There, he pulled back the coverlets and she climbed in, peering up at him shyly as he tucked her in and proceeded to pile at least six blankets on top of her for additional warmth.
"I will be by the fireplace if you need me," he said with a half-smile.
But Caroline shook her head and patted the empty space beside her. "I remember Matilda telling me once that it is easier to keep a person warm by being close to them." She hesitated. "If it would not be too uncomfortable for you, do you think you might sleep beside me?"
"If Matilda deems it to be appropriate, I cannot argue," he said, though his voice carried a nervous edge to it.
Nevertheless, he grabbed a blanket and lay down beside Caroline, on top of her pile of coverlets so there could be no accusations of improper conduct.

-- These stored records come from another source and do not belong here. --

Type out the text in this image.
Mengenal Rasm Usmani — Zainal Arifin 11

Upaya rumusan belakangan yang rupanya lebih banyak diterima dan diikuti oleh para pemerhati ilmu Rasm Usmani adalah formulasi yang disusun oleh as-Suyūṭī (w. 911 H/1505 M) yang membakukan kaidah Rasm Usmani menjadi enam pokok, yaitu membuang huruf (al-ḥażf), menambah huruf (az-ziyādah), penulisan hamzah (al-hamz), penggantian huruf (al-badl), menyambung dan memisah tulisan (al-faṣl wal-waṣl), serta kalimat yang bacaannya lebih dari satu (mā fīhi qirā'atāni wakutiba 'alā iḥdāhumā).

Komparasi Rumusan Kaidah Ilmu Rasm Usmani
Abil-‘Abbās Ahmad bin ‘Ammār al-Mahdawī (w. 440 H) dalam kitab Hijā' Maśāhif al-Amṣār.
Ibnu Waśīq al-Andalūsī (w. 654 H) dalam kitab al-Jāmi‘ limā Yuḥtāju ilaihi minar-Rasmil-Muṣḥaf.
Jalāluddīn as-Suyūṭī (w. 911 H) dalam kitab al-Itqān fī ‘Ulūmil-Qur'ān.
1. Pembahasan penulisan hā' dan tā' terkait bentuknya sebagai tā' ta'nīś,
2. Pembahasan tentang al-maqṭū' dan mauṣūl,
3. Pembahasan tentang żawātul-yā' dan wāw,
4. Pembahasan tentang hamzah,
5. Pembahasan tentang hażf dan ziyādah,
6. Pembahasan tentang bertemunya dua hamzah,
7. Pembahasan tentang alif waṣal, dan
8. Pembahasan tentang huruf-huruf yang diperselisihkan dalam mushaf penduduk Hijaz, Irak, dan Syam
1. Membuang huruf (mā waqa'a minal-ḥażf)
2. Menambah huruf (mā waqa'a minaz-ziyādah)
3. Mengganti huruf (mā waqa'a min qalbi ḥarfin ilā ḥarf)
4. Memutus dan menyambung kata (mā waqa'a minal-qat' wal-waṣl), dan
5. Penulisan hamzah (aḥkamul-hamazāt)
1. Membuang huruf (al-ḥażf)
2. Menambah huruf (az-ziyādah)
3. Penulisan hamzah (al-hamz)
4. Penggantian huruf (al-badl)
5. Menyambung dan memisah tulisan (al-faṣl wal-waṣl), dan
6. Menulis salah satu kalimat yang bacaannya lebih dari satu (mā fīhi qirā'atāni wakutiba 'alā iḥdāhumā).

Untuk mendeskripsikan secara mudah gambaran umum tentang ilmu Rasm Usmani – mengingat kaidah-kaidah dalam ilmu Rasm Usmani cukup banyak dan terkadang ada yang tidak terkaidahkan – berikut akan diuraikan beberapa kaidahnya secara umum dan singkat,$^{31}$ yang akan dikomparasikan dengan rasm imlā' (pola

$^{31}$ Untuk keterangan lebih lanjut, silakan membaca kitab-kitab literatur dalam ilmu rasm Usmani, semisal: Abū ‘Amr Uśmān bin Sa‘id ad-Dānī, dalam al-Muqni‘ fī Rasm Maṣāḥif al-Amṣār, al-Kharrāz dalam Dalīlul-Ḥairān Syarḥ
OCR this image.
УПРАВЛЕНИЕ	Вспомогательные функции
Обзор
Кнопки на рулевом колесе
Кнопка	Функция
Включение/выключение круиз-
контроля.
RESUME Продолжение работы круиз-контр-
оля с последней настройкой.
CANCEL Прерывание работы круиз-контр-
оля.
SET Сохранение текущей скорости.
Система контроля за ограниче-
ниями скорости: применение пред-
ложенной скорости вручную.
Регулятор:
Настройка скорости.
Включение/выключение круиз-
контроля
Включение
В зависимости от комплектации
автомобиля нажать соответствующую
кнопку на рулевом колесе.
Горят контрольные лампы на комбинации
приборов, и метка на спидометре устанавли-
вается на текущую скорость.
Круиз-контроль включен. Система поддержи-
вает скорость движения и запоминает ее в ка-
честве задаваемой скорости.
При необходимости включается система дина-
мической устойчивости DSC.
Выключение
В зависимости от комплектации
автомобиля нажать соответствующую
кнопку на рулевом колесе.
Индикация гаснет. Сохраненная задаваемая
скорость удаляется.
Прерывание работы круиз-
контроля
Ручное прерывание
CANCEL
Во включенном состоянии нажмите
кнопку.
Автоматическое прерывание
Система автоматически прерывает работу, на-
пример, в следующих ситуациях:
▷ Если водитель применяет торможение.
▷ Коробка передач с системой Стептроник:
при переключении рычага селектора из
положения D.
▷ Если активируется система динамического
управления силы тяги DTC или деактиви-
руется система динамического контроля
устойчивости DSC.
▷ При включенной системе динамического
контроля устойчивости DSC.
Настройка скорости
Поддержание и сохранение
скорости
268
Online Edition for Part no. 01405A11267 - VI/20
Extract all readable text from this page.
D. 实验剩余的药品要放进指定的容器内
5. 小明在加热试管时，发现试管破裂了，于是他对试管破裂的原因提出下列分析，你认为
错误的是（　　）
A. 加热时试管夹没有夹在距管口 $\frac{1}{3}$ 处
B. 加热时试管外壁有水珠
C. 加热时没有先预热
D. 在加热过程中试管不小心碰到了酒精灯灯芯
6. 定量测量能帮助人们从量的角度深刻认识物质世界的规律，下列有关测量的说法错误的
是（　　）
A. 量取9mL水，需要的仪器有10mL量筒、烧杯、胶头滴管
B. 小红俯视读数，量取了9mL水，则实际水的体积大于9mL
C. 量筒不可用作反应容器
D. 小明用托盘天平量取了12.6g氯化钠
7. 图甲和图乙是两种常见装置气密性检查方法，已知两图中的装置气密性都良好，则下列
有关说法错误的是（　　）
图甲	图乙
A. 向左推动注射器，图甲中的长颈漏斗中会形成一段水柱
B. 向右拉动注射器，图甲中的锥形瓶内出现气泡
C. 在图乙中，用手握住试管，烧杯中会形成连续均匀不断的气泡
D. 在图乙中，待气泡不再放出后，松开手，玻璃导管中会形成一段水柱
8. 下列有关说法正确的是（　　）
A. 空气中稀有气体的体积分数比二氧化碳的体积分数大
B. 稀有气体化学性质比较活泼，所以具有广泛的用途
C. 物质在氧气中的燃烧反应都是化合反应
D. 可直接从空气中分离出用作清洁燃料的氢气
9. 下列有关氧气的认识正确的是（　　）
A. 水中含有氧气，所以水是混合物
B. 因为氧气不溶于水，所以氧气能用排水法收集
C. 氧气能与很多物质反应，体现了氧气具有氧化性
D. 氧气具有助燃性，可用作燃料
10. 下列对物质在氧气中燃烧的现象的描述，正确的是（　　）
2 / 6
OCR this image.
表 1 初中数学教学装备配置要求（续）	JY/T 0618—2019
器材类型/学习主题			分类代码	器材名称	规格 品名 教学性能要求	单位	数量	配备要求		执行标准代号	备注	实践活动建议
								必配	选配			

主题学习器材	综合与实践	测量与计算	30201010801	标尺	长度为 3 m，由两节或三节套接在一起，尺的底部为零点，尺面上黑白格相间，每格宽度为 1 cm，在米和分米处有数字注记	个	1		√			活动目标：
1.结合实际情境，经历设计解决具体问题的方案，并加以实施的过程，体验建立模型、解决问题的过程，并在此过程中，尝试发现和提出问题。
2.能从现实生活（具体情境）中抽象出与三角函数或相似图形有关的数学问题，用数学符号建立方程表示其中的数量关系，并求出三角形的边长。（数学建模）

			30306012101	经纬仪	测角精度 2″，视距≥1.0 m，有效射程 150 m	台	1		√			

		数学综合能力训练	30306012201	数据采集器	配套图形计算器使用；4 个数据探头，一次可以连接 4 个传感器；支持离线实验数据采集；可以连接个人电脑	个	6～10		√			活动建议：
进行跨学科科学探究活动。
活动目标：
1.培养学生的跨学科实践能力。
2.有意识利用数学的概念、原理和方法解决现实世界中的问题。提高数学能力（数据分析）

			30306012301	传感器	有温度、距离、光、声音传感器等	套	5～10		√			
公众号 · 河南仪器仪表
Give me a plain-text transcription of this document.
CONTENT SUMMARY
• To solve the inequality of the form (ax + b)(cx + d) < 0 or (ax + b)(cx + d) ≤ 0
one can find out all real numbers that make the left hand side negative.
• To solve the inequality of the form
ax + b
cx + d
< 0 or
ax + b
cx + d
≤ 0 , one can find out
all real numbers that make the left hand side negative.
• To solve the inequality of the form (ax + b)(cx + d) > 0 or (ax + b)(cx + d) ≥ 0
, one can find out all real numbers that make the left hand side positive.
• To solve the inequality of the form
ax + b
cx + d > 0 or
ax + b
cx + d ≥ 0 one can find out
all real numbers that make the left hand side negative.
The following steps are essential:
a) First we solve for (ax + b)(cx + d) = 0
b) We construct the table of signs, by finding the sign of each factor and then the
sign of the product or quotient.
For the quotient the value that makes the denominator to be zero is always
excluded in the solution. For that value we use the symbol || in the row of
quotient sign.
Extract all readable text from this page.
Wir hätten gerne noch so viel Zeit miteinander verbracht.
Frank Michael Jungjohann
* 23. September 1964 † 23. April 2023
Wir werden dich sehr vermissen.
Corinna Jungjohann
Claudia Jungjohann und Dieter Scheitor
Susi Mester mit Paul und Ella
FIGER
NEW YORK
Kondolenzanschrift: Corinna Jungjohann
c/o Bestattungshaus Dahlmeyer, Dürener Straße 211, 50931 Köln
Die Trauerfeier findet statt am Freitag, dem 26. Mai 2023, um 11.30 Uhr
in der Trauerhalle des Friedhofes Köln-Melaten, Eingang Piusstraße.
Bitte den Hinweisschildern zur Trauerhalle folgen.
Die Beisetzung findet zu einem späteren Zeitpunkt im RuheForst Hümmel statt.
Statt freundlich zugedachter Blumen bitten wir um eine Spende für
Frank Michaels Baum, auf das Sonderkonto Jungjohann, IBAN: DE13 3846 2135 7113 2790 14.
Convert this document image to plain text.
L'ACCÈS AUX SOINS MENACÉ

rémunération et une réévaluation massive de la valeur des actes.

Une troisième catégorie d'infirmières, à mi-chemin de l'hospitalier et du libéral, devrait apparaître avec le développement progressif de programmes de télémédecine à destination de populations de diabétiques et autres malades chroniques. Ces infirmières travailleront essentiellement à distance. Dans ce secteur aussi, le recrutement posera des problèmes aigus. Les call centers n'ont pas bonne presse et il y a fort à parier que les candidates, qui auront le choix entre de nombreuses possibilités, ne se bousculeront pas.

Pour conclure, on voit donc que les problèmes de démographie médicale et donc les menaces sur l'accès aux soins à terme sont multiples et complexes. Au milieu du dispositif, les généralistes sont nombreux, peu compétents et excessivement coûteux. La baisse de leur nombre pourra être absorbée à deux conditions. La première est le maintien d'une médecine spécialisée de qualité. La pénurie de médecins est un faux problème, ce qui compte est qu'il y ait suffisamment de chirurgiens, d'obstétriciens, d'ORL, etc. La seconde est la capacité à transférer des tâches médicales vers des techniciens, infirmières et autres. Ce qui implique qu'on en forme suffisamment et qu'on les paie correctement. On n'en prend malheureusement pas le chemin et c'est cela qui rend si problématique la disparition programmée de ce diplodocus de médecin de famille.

She turned into him as he pulled the blanket over himself, and though he froze for a moment, she allowed herself a smile as she felt his arm slip under her, holding her closer to his side. Nor did he protest when she rested her head on his chest and draped her arm over his stomach, absorbing as much of his heat as she could.
And as they lay like that, his breaths fading to a sleepy whisper, she stopped shivering, knowing she was safe in the arms of a man who had risked his own life to save hers. A man who had, in truth, saved her twice.
Closing her eyes, she sent up a silent message to fate.
If he kisses me again, then I will know what my heart wants. If he kisses me again, I will know that we are destined.